The trade for Marshall came out of nowhere; one moment, everyone was talking about Chicago's courtship of defensive end Mario Williams, the next, Fox Sports' Jay Glazer reported they had finally given Cutler the big target he has been yearning for. Perhaps we shouldn't have been caught so off-guard, though.
Just weeks after the season, Cutler and Marshall began chatting back and forth on Twitter, with Cutler telling his former wide receiver "I can get #15 out of storage! Suit you back up."
Yep, Marshall will be wearing No. 15 in Chicago, and Cutler will be throwing him the ball -- the same pairing that compiled huge statistics in Denver in 2007 and 2008. The past, it's here again.
A lot can go wrong with Brandon Marshall. Hell, it already started.

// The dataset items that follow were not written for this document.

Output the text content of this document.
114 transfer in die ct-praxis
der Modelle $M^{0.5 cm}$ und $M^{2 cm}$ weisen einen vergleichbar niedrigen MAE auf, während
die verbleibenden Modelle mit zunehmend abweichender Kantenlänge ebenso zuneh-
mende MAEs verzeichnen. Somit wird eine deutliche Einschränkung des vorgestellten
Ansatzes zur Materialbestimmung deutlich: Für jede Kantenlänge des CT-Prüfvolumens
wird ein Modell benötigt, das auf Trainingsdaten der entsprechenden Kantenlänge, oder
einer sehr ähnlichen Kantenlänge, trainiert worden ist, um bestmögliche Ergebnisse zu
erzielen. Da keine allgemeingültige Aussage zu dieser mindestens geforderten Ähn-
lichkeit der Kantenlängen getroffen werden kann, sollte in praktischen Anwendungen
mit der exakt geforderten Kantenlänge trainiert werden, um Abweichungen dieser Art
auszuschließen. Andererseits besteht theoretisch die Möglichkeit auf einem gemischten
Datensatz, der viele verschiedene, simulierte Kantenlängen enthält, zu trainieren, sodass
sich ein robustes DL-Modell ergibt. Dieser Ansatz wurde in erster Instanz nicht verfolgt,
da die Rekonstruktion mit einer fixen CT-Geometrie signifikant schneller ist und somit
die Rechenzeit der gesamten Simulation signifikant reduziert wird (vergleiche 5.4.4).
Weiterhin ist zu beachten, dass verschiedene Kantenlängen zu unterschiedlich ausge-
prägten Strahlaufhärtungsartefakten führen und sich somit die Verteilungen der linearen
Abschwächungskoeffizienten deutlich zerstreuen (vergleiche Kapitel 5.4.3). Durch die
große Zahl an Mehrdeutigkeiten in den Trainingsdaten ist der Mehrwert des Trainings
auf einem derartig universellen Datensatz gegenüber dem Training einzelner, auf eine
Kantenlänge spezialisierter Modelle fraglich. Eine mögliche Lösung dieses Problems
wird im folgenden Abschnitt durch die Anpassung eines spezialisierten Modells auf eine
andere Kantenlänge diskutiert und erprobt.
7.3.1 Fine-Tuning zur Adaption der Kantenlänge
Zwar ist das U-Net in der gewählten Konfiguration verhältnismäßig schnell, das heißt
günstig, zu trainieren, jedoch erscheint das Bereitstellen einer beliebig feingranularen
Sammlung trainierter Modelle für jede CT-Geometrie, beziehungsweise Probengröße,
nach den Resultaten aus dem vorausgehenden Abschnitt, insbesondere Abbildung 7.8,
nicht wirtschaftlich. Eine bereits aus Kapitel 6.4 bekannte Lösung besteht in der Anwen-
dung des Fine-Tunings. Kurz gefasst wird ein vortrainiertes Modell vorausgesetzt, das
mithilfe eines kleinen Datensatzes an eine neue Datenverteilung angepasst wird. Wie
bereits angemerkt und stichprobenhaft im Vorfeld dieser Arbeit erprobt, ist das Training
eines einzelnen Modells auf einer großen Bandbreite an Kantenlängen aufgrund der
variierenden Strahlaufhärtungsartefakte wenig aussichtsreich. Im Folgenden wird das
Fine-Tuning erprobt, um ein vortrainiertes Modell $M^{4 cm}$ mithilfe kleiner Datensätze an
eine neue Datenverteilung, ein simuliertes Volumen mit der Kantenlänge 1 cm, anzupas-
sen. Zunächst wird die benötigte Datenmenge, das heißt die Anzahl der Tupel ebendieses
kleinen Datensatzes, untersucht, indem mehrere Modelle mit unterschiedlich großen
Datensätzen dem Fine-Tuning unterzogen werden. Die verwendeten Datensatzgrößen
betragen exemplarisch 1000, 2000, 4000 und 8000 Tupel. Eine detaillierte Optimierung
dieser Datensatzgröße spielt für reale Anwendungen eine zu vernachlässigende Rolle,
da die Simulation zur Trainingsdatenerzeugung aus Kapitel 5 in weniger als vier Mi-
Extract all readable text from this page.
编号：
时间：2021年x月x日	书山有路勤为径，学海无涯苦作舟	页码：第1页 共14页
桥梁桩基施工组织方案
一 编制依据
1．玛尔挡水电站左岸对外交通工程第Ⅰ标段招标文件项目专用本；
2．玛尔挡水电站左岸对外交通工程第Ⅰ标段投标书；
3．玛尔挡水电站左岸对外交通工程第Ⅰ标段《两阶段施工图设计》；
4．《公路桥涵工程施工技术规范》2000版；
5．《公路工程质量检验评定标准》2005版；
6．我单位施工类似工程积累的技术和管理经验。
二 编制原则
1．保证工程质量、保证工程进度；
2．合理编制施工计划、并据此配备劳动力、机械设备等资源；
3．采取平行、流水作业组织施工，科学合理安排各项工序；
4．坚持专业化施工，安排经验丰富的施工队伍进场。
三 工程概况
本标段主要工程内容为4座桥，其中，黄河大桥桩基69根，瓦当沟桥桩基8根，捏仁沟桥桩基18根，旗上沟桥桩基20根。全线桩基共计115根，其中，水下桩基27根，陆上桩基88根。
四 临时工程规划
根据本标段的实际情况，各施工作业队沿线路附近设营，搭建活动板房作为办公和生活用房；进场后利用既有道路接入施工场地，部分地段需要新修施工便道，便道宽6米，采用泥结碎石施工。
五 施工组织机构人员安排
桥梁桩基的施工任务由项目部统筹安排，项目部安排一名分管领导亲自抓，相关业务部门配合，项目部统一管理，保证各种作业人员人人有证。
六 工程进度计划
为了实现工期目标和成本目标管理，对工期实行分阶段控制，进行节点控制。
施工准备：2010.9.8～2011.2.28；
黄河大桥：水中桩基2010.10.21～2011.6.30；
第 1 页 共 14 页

But if Marshall can mostly avoid the type of behavior that has weighed him down his entire career, Cutler's injury may look like a blessing in disguise for this franchise. Let's be honest: Brian Urlacher, Lance Briggs, Julius Peppers, and Charles Tillman have been very productive players for a long time. Each is on the wrong side of 30. At some point, they will slow down. The Bears needed to make one last desperate push to try to win a Super Bowl with a defensive core that has been in place for an eternity by NFL standards.
For those who were too young to witness the greatness of the '85 team, the Bears are characterized by bad quarterback play, lackluster wide receivers, and uninspiring offenses. In 2012, that should all change. These aren't the Dave Wannstedt or Dick Jauron era teams anymore. When those teams made splashes in the offseason, they came away with Bryan Cox or Phillip Daniels.
The deal to get Cutler from Denver three seasons ago changed the culture of the franchise, and it continued when the Bears gave a record-setting amount of money to Julius Peppers the next offseason. The acquisition of Marshall feels like a new identity coming full circle. This move is a red-alert, grade five risk, the type the Bears would have been too shy to make for many years. Now, they just might be Offseason Champs for the third time in four seasons.